Like many of you, I was excited to hear the big news that the U.S. embargo against Cuba is ending. Wow! There’s probably a good life lesson in this news: if your government has tried something for more than 50 years and it hasn’t worked, maybe it’s time to try something else.
As part of this huge change, sooner or later it will be much more common for Americans to travel to Cuba with few or no restrictions. But you don’t need to wait until the floodgates open. You can go there now, just as I did a few years ago. This post tells you how.
For the past 54 years, the U.S. has had a long-standing embargo on all things Cuba. Unlike other embargoes around the world, this one explicitly prohibits U.S. citizens from visiting, or at least from spending money there. You can get there and get back safely (and likely without any hassle), but you’ll need to be somewhat subversive.
There are a number of direct flights from the U.S. (and more being added every year), but if visiting “illegally,” you’ll have to transit through a third country like Canada or Mexico. I went via Cancun, which has a direct flight to Havana six days a week on Cubana Airlines.
To facilitate the ticket purchase, you have to use an agency, since Cubana Airlines won’t accept U.S. credit cards.
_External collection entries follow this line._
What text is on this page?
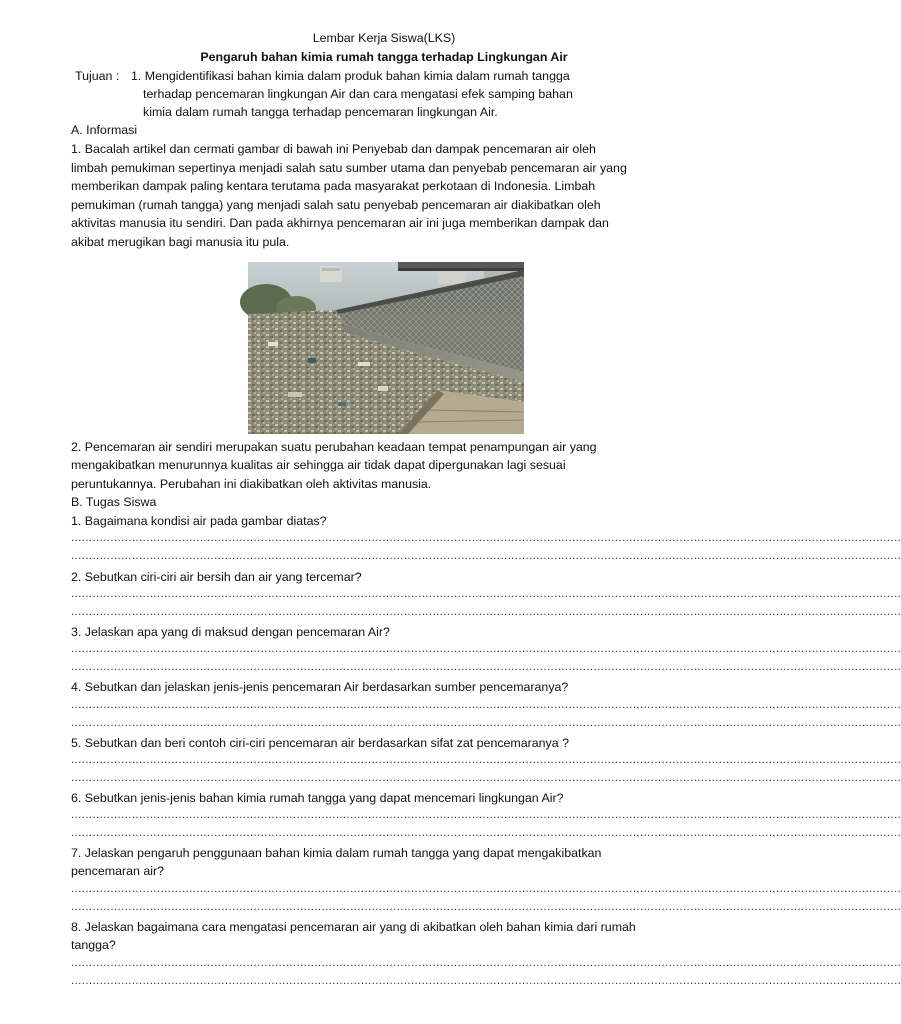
Lembar Kerja Siswa(LKS)
Pengaruh bahan kimia rumah tangga terhadap Lingkungan Air
Tujuan : 1. Mengidentifikasi bahan kimia dalam produk bahan kimia dalam rumah tangga
terhadap pencemaran lingkungan Air dan cara mengatasi efek samping bahan
kimia dalam rumah tangga terhadap pencemaran lingkungan Air.
A. Informasi
1. Bacalah artikel dan cermati gambar di bawah ini Penyebab dan dampak pencemaran air oleh
limbah pemukiman sepertinya menjadi salah satu sumber utama dan penyebab pencemaran air yang
memberikan dampak paling kentara terutama pada masyarakat perkotaan di Indonesia. Limbah
pemukiman (rumah tangga) yang menjadi salah satu penyebab pencemaran air diakibatkan oleh
aktivitas manusia itu sendiri. Dan pada akhirnya pencemaran air ini juga memberikan dampak dan
akibat merugikan bagi manusia itu pula.
2. Pencemaran air sendiri merupakan suatu perubahan keadaan tempat penampungan air yang
mengakibatkan menurunnya kualitas air sehingga air tidak dapat dipergunakan lagi sesuai
peruntukannya. Perubahan ini diakibatkan oleh aktivitas manusia.
B. Tugas Siswa
1. Bagaimana kondisi air pada gambar diatas?
........................................................................................................................................................................................................................................
........................................................................................................................................................................................................................................
2. Sebutkan ciri-ciri air bersih dan air yang tercemar?
........................................................................................................................................................................................................................................
........................................................................................................................................................................................................................................
3. Jelaskan apa yang di maksud dengan pencemaran Air?
........................................................................................................................................................................................................................................
........................................................................................................................................................................................................................................
4. Sebutkan dan jelaskan jenis-jenis pencemaran Air berdasarkan sumber pencemaranya?
........................................................................................................................................................................................................................................
........................................................................................................................................................................................................................................
5. Sebutkan dan beri contoh ciri-ciri pencemaran air berdasarkan sifat zat pencemaranya ?
........................................................................................................................................................................................................................................
........................................................................................................................................................................................................................................
6. Sebutkan jenis-jenis bahan kimia rumah tangga yang dapat mencemari lingkungan Air?
........................................................................................................................................................................................................................................
........................................................................................................................................................................................................................................
7. Jelaskan pengaruh penggunaan bahan kimia dalam rumah tangga yang dapat mengakibatkan
pencemaran air?
........................................................................................................................................................................................................................................
........................................................................................................................................................................................................................................
8. Jelaskan bagaimana cara mengatasi pencemaran air yang di akibatkan oleh bahan kimia dari rumah
tangga?
........................................................................................................................................................................................................................................
........................................................................................................................................................................................................................................
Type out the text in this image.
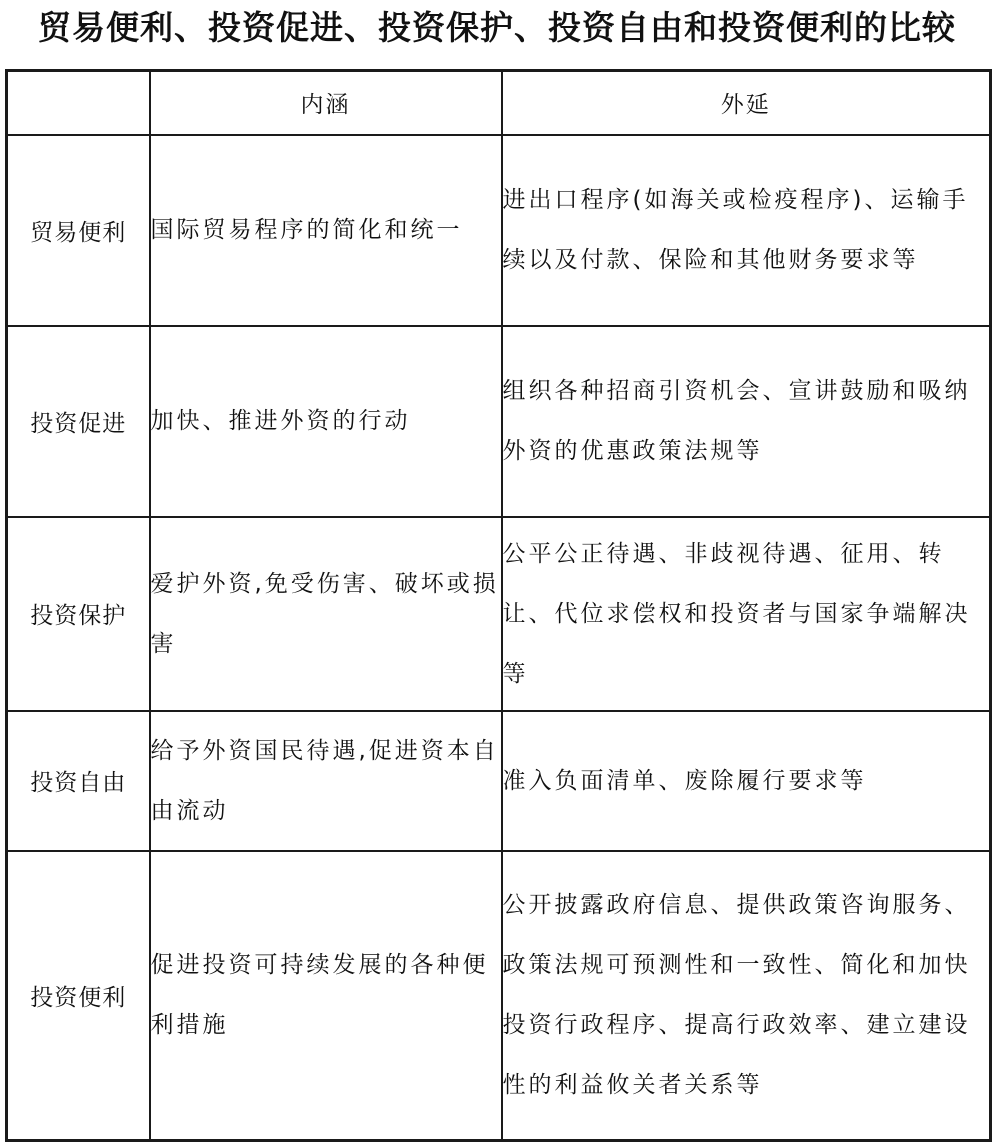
贸易便利、投资促进、投资保护、投资自由和投资便利的比较
	内涵	外延
贸易便利	国际贸易程序的简化和统一	进出口程序(如海关或检疫程序)、运输手续以及付款、保险和其他财务要求等
投资促进	加快、推进外资的行动	组织各种招商引资机会、宣讲鼓励和吸纳外资的优惠政策法规等
投资保护	爱护外资,免受伤害、破坏或损害	公平公正待遇、非歧视待遇、征用、转让、代位求偿权和投资者与国家争端解决等
投资自由	给予外资国民待遇,促进资本自由流动	准入负面清单、废除履行要求等
投资便利	促进投资可持续发展的各种便利措施	公开披露政府信息、提供政策咨询服务、政策法规可预测性和一致性、简化和加快投资行政程序、提高行政效率、建立建设性的利益攸关者关系等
After conducting a ton of research (three whole searches on Google) I chose Cuba Travel Network, which does a brisk business on Americans traveling to Cuba, offering flight bookings, hotel reservations, and tours.
I didn’t find them to be the most responsive people to deal with (email messages were sometimes ignored), but in the end, they came through with what I needed. The flight was charged in euros, so be sure to use a credit card with no foreign transaction fees.
Aside from a long wait in the queue to meet the very diligent immigration police, you have nothing to worry about on the Cuban side of immigration. Your visa will be issued and stamped on an individual piece of paper, unlike the normal practice of issuing and stamping directly in the passport. This ensures you won’t have a record of visiting Cuba in your passport, which could get you in trouble on the other side.
Your only challenge is coming back to the U.S., since you aren’t supposed to be in Cuba. If going through Mexico (or elsewhere) both ways, you’ll want to watch out for your entry stamps. You’ll have two of them now—one from arriving in the transit country from the U.S., and then another from your return from Cuba—and if someone is being diligent on the U.S. side, they’ll realize you went somewhere else… but where could that possibly be? Oh right: that small island that you’re not supposed to visit.
Therefore, you can ask to not receive a second stamp during your second transit, thus obviating the need for a story. If this request is declined, ask to have it stamped on a page far from your previous stamp.
When I was on the quest to visit every country, I usually re-entered the U.S. from abroad at least twenty times a year. More than half of the time, the border control agent asked me nothing. He or she would check my photo, scan the passport, then hand it back, often without a stamp (which I’m happy about, since I have plenty of stamps and like to conserve passport space). Other times I received the stamp but no commentary. Sometimes, they’d ask where I’ve been and what I’d been doing, but it was usually a short conversation.
In the unlikely event you’re questioned after returning from Mexico (or another transit location), you face the ethical dilemma of deciding whether to lie about your trip. Whatever you decide, be consistent, but the best advice is probably to tell the truth. In my non-lawyerly opinion, lying to an immigration officer is a far worse offense than admitting you went to an awesome place that relatively few of your fellow Americans get to visit.
Oh, and you can also apply for a license to visit Cuba, which avoids this whole process and need for deception. Acceptance rates are unpredictable, and when I went to Cuba in 2011, I took the fast-track strategy through Cancun after hearing from several readers who had much better reasons for visiting “legally” but were declined.
Like them, I went anyway and had a fantastic trip. Don’t let the embargo—soon to be ending—hold you back from visiting a beautiful island with fascinating people.